A filed complaint would be in order. 😠

I agree but these things often just cost you a lot of money and nerves and end up not leading to any good. Me and my family have made so many experiences with doctors giving false diagnosis, prescribing unsuitable medication and procedures that led up to allergic reactions, bodliy harm/pain and dangerous, even up to life-threatening situations which all could have been avoided. Nobody seems to control or care about these issues (at least not here).

 

On 1/30/2019 at 1:39 AM, words are futile devices said:

She looked floored. It's probably rare to have a 27-year-old virgin in her exam room. She asked several probing questions, like if I was wanting to be a nun. I assured her it wasn't for religious reasons, I just simply had never been interested and didn't plan on ever doing it. Did she buy that? Probably not

Isn't it absurd though that a gynecologist does apparently not know about asexuality? I feel like in that position, you should definitely know about it at least roughly.

 

On 1/30/2019 at 1:39 AM, words are futile devices said:

She warned me that it would be akin to resetting a broken bone - very comforting. 😖 And yeah, I can't sugarcoat it. It. was. horrible. I writhed and cried and whimpered the entire time. It made me feel so stupidly weak, but I couldn't help it.

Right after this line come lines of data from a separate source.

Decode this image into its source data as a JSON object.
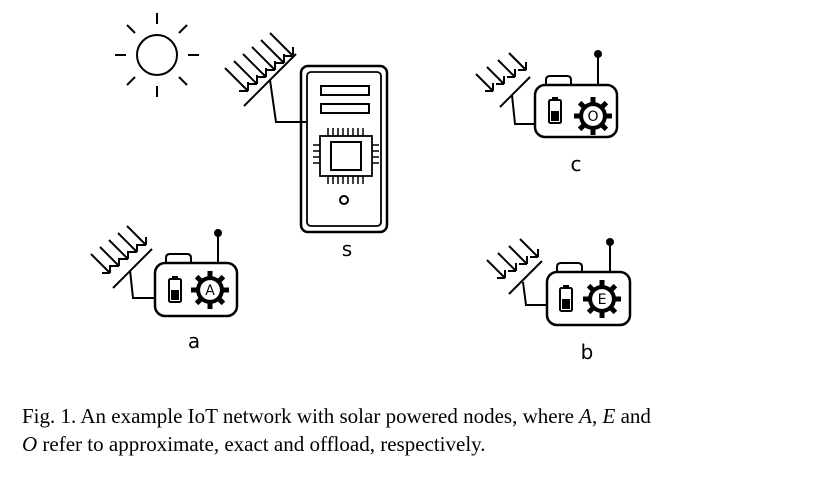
{
  "nodes": {
    "server": {
      "label": "s"
    },
    "node_a": {
      "label": "a",
      "mode": "A"
    },
    "node_b": {
      "label": "b",
      "mode": "E"
    },
    "node_c": {
      "label": "c",
      "mode": "O"
    }
  },
  "caption": {
    "prefix": "Fig. 1.  An example IoT network with solar powered nodes, where ",
    "mode_a": "A",
    "sep1": ", ",
    "mode_e": "E",
    "and": " and",
    "mode_o": "O",
    "suffix": " refer to approximate, exact and offload, respectively."
  },
  "icons": [
    "sun-icon",
    "solar-panel-icon",
    "server-icon",
    "chip-icon",
    "iot-device-icon",
    "battery-icon",
    "gear-icon",
    "antenna-icon"
  ]
}
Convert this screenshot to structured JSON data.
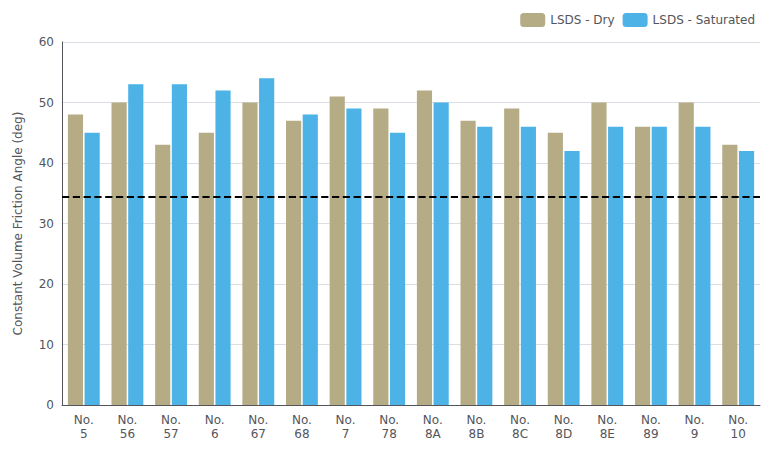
{
  "chart_data": {
    "type": "bar",
    "categories": [
      "No.\n5",
      "No.\n56",
      "No.\n57",
      "No.\n6",
      "No.\n67",
      "No.\n68",
      "No.\n7",
      "No.\n78",
      "No.\n8A",
      "No.\n8B",
      "No.\n8C",
      "No.\n8D",
      "No.\n8E",
      "No.\n89",
      "No.\n9",
      "No.\n10"
    ],
    "series": [
      {
        "name": "LSDS - Dry",
        "color": "#B5AC86",
        "values": [
          48,
          50,
          43,
          45,
          50,
          47,
          51,
          49,
          52,
          47,
          49,
          45,
          50,
          46,
          50,
          43
        ]
      },
      {
        "name": "LSDS - Saturated",
        "color": "#4DB3E6",
        "values": [
          45,
          53,
          53,
          52,
          54,
          48,
          49,
          45,
          50,
          46,
          46,
          42,
          46,
          46,
          46,
          42
        ]
      }
    ],
    "reference_lines": [
      {
        "y": 34.5,
        "color": "#000000",
        "line_style": "dashed"
      }
    ],
    "ylabel": "Constant Volume Friction Angle (deg)",
    "ylim": [
      0,
      60
    ],
    "yticks": [
      0,
      10,
      20,
      30,
      40,
      50,
      60
    ],
    "grid": true,
    "legend": "upper right"
  }
}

Very comforting indeed!! Doesn't sound like I'm going any time soon... Also sedation is not an option for me.

 

On 2/2/2019 at 12:21 AM, Nowhere Girl said:

I would rather die than let someone see and/or touch my extremely private parts. I just couldn't do it. It's not "discomfort" or "anxiety", it's INSURMOUNTABLE TERROR.

Yea I feel you!!

 

Thanks very much for all your posts by the way, it's very good hearing about other people's feelings and opinions on this topic! Even if it didn't change my mind, as you'd probably have expected, my anxiety and shame are just too high for me to think rationally and make an appointment and go there! I'm young, healthy (as far as I can tell), I don't know about any hereditary diseases in my family ancestry and I donate blood so I know these values are okay. So I'll probably just hope and stay away from this place. A risk for me weighs higher here than the terror of having to do these check ups every year. These things are for me not just "go there - go home", they keep me stressed and unable to sleep for weeks or months when I know something of the sort has to be done in the future. (-> dentists!)